As soon as ‘Feet Don’t Fail Me’ rips into life after a steadily building, ominous intro, you can feel that. “Life is hard, that’s why no one survives/I’m much older than I thought I’d be,” purrs Homme over Troy Van Leeuwen and Dean Fertita’s zipping guitars and Michael Shuman’s oompah bassline. ‘Head Like A Haunted House’ is a haphazard, glam-rock groover that both features a comical barf sound effect and deals with issues of mental health at a pace similar to when your mind feels like it’s really beginning to unravel.
Fittingly for a band who are, save for 32-year-old Shuman, all in their forties, Villains deals with more introspective, mature issues than their early records took on. ‘Un-Reborn Again’ finds them contemplating aging, Homme singing of being “buried so close to the fountain of youth I can almost rage” and being “locked up in amber eternally.” ‘Fortress’ tackles having to do things you don’t want to in a bid to stay true to someone, but offers undying support to whoever Homme is singing to (“If ever your fortress caves, you’re always safe in mine”).
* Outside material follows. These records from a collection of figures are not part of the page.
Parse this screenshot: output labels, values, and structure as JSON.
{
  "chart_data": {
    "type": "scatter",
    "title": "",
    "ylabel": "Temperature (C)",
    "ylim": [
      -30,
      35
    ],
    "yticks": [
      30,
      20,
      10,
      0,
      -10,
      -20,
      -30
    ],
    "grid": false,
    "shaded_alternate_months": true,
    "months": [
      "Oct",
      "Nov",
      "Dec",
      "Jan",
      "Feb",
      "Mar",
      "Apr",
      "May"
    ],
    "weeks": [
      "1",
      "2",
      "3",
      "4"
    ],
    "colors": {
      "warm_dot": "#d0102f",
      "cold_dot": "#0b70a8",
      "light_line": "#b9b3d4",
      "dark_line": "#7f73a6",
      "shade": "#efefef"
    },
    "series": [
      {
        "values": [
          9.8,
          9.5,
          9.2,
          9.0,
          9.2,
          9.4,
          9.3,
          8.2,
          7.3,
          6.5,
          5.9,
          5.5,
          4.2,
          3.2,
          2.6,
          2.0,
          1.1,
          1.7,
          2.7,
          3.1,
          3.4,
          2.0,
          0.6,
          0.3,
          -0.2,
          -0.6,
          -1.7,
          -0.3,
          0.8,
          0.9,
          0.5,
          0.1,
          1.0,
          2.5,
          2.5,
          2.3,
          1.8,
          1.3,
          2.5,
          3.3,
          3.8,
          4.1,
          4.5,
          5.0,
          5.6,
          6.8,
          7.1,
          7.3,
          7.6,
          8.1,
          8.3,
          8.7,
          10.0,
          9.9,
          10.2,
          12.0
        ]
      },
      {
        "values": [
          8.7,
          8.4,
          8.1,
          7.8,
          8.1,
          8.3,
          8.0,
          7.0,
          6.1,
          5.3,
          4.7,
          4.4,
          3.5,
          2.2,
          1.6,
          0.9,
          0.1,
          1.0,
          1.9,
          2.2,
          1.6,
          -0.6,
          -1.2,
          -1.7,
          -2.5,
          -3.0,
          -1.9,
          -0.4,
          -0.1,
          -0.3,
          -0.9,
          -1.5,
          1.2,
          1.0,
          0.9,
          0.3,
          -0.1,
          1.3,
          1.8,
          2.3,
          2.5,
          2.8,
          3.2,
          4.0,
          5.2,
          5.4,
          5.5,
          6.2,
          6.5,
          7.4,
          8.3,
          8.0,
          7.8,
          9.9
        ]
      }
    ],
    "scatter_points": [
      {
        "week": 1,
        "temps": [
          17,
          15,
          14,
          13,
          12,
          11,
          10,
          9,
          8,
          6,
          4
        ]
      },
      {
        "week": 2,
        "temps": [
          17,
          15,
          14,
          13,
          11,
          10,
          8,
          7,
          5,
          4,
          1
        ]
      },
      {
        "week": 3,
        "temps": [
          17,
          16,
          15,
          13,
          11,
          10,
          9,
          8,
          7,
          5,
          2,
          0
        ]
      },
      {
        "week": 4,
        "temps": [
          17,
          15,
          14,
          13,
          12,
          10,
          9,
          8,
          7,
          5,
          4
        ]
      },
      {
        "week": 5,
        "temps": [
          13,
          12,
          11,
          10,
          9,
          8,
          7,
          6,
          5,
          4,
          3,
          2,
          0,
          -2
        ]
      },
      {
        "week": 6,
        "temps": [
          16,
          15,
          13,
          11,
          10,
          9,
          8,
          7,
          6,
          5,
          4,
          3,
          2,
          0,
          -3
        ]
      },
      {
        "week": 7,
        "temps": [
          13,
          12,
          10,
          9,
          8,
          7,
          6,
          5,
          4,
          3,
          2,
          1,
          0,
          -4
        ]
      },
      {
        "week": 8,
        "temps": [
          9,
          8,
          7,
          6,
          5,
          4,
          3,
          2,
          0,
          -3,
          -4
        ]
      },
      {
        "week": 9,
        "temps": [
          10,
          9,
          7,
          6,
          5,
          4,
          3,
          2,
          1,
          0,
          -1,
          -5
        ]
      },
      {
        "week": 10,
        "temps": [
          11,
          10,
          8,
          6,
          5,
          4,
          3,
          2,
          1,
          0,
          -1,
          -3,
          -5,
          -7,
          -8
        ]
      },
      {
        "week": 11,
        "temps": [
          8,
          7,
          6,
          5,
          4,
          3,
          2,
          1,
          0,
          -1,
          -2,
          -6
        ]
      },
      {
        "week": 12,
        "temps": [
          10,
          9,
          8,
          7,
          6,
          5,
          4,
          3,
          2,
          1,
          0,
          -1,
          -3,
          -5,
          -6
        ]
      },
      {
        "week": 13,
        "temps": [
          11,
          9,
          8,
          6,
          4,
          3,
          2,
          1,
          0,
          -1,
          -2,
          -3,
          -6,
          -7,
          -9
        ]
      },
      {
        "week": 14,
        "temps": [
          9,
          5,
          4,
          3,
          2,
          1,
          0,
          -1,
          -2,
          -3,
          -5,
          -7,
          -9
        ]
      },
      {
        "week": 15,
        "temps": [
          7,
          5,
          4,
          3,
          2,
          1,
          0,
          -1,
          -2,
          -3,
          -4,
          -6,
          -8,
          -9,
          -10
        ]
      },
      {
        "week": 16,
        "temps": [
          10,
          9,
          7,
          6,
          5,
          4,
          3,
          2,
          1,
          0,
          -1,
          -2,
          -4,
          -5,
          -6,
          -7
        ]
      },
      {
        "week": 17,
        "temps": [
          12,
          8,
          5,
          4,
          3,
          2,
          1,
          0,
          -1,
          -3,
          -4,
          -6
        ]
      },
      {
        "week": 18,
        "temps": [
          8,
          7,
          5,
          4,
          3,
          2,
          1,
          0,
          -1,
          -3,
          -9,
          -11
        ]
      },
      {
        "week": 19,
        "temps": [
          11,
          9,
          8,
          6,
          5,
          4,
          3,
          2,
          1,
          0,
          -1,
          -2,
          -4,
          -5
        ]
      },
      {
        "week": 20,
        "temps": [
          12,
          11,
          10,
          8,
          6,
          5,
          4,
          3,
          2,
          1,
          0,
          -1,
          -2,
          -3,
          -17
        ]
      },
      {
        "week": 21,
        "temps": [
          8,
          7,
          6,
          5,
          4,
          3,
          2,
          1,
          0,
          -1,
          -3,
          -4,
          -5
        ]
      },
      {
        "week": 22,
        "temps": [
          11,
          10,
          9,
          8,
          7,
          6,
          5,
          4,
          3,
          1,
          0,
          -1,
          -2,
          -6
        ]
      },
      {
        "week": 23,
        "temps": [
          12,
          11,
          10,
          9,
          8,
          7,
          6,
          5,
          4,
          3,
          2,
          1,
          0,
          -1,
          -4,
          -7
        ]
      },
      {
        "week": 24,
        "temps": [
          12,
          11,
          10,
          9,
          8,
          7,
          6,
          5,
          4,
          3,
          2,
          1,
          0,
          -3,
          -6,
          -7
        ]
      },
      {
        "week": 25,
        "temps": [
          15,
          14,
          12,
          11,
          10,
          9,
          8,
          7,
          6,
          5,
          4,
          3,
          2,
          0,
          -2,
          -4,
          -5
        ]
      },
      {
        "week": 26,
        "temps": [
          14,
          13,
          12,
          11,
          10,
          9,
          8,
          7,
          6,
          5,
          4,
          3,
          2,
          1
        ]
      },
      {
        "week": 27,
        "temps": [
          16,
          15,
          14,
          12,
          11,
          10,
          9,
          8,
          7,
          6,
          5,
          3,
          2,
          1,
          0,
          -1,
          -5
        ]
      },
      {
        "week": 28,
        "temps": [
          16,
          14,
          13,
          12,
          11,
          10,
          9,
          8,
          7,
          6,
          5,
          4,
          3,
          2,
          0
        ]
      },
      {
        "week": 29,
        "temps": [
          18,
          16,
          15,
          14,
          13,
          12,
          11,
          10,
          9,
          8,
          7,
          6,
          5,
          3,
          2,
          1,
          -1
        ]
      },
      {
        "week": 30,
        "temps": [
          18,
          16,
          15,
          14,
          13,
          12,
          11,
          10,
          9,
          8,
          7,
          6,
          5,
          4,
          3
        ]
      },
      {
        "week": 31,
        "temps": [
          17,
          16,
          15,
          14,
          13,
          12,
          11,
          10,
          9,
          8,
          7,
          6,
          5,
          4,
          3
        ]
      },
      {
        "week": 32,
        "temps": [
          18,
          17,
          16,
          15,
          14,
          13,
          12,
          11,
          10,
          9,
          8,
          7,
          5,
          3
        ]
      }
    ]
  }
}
It’s the closing song, ‘Villains Of Circumstance’, that has the biggest impact, though. First debuted by Homme during a solo set at London’s Meltdown Festival in 2015, here it’s more fleshed out than that sparse acoustic performance, but the instrumentation is still used (mostly) sparingly, like when the frontman is crooning “I need you now, nothing is real”. Then, it bursts into a bright ray of light, promises to “be forever yours” and a galloping drum beat to carry the whole thing off into the distance, like a Hollywood hero whisking away his one true love as the curtains fall on the closing credits. Much like the rest of the record, it’s an effortless masterclass in making meaningful rock music and keep Queens right at the top of their game.